Il y a une couple d’années, Cordonnerie Royale a renoué avec la vente de chaussures et de bottes de travail, un marché qui avait été abandonné à l’arrivée des Wal-Mart et cie.  « Les gens comparaient les prix et on ne pouvait pas rivaliser, explique Steve St-Arnaud qui a décidé d’y revenir, mais avec des produits un peu plus dispendieux, mais de meilleure qualité. Un pari bien relevé jusqu’ici.

À 57 ans, la Shawiniganaise se dit toujours aussi passionnée par son métier. « C’est différent tous les jours. Il y a toujours des défis. Les clients nous apportent des objets qu’on n’a jamais réparés et on doit trouver comment y arriver. On marche aussi beaucoup avec les saisons. L’hiver, ce sont les bottes; l’été, les sandales. Ou pendant la chasse ou le Festival Western, c’est »
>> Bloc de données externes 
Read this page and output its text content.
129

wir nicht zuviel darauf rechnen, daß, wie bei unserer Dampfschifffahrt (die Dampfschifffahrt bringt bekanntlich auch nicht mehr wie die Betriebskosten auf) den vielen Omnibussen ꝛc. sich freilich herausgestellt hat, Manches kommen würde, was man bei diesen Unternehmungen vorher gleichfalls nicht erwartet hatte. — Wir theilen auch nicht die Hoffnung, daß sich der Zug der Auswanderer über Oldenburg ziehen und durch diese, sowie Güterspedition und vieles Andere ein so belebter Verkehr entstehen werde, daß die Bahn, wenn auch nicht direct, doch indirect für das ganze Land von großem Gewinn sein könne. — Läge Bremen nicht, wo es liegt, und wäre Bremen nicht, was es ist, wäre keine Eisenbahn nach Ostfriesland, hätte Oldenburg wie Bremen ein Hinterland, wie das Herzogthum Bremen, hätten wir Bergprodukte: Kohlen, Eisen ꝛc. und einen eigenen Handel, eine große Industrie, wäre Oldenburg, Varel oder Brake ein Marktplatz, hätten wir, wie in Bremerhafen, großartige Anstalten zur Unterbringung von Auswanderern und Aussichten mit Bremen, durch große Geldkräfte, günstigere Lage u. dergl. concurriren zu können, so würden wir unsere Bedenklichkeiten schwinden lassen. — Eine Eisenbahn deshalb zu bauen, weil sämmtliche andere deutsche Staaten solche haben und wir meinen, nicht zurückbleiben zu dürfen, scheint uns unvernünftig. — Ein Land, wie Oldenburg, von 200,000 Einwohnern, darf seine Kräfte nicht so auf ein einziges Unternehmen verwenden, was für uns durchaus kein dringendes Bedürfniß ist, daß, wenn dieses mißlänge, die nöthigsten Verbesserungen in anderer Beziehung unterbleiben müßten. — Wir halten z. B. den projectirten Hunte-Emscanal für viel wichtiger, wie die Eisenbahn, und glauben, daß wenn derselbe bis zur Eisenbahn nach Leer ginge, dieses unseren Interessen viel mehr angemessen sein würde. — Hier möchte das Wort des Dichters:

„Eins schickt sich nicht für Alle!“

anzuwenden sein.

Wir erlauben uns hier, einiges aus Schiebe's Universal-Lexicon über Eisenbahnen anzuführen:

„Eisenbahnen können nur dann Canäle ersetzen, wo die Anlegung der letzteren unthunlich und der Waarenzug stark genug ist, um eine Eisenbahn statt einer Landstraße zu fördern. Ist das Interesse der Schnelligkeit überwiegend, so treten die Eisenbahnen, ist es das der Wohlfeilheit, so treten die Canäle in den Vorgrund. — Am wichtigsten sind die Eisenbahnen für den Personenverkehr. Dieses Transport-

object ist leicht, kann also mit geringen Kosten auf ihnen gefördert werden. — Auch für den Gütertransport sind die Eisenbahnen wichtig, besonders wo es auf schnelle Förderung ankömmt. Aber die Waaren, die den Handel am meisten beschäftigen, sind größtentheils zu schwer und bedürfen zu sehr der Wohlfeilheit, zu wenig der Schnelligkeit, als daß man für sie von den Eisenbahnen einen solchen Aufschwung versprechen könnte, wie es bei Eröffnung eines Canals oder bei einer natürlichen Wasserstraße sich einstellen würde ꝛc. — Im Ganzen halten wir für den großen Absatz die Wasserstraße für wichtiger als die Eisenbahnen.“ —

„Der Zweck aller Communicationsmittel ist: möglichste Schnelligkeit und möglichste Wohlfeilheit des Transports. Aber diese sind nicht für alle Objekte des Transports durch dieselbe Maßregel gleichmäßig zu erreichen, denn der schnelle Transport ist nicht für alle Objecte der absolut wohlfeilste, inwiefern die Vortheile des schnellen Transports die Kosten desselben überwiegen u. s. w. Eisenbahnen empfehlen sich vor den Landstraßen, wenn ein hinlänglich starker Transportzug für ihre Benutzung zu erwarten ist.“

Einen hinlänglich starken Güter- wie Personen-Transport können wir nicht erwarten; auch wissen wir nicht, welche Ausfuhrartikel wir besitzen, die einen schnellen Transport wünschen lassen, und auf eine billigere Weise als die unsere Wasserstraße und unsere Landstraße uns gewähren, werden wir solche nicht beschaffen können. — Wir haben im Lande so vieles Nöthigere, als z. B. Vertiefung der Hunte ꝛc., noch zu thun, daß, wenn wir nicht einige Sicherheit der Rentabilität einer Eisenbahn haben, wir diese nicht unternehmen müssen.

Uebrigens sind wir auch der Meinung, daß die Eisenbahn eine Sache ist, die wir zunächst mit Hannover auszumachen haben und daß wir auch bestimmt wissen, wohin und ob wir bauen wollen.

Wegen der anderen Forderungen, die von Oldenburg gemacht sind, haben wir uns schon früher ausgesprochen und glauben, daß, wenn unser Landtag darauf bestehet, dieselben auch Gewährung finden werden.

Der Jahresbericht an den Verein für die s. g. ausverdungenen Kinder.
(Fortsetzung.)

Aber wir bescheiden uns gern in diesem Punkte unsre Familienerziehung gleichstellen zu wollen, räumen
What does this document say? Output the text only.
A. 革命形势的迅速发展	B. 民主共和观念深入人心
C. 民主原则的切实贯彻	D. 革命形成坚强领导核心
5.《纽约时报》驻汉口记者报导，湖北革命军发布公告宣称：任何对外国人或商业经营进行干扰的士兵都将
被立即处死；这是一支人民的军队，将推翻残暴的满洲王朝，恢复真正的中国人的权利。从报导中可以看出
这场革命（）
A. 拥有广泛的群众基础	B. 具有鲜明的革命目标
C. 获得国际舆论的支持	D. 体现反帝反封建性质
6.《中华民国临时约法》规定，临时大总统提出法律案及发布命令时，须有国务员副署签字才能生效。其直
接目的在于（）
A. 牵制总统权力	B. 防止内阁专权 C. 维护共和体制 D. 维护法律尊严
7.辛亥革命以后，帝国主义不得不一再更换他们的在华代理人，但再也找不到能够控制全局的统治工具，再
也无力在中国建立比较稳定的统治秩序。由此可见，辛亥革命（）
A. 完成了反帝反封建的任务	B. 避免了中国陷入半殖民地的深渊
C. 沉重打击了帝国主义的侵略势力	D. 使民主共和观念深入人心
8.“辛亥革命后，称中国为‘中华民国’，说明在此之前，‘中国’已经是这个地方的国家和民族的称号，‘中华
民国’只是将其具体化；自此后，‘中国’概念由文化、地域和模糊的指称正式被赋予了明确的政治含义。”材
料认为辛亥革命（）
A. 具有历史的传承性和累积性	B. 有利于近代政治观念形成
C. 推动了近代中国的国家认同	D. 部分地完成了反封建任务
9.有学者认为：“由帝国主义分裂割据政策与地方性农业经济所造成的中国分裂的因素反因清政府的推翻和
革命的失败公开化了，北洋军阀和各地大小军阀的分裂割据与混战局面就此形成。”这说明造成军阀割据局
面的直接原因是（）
Leurs deux filles ayant leur propre occupation, il n’y aura sans doute pas une 4e génération de Blais à occuper le métier de cordonnier à Shawinigan. Tant que la santé sera là, le couple se donne encore une bonne dizaine d’années à desservir la clientèle. « Comme on aime voyager, on va peut-être ralentir la cadence au début de la soixantaine. Ce n’est pas un commerce où tu te ramasses une fortune compte tenu des heures que tu y mets, mais c’est un métier qui offre un bon équilibre entre le travail et la qualité de vie », termine Nathalie Blais.

Le saviez-vous?

Il n’existe pas de formation au Québec pour devenir cordonnier. La seule façon de se former consiste à apprendre les trucs du métier auprès d’un mentor. Avant que les souliers ne soient fabriqués de façon industrielle, la profession de cordonnier consistait à fabriquer des chaussures tandis que les savetiers étaient chargés de les réparer. C’est au début des années 1900 que les cordonniers tels qu’on les connaît aujourd’hui apparaissent dans les villes et villages du Québec.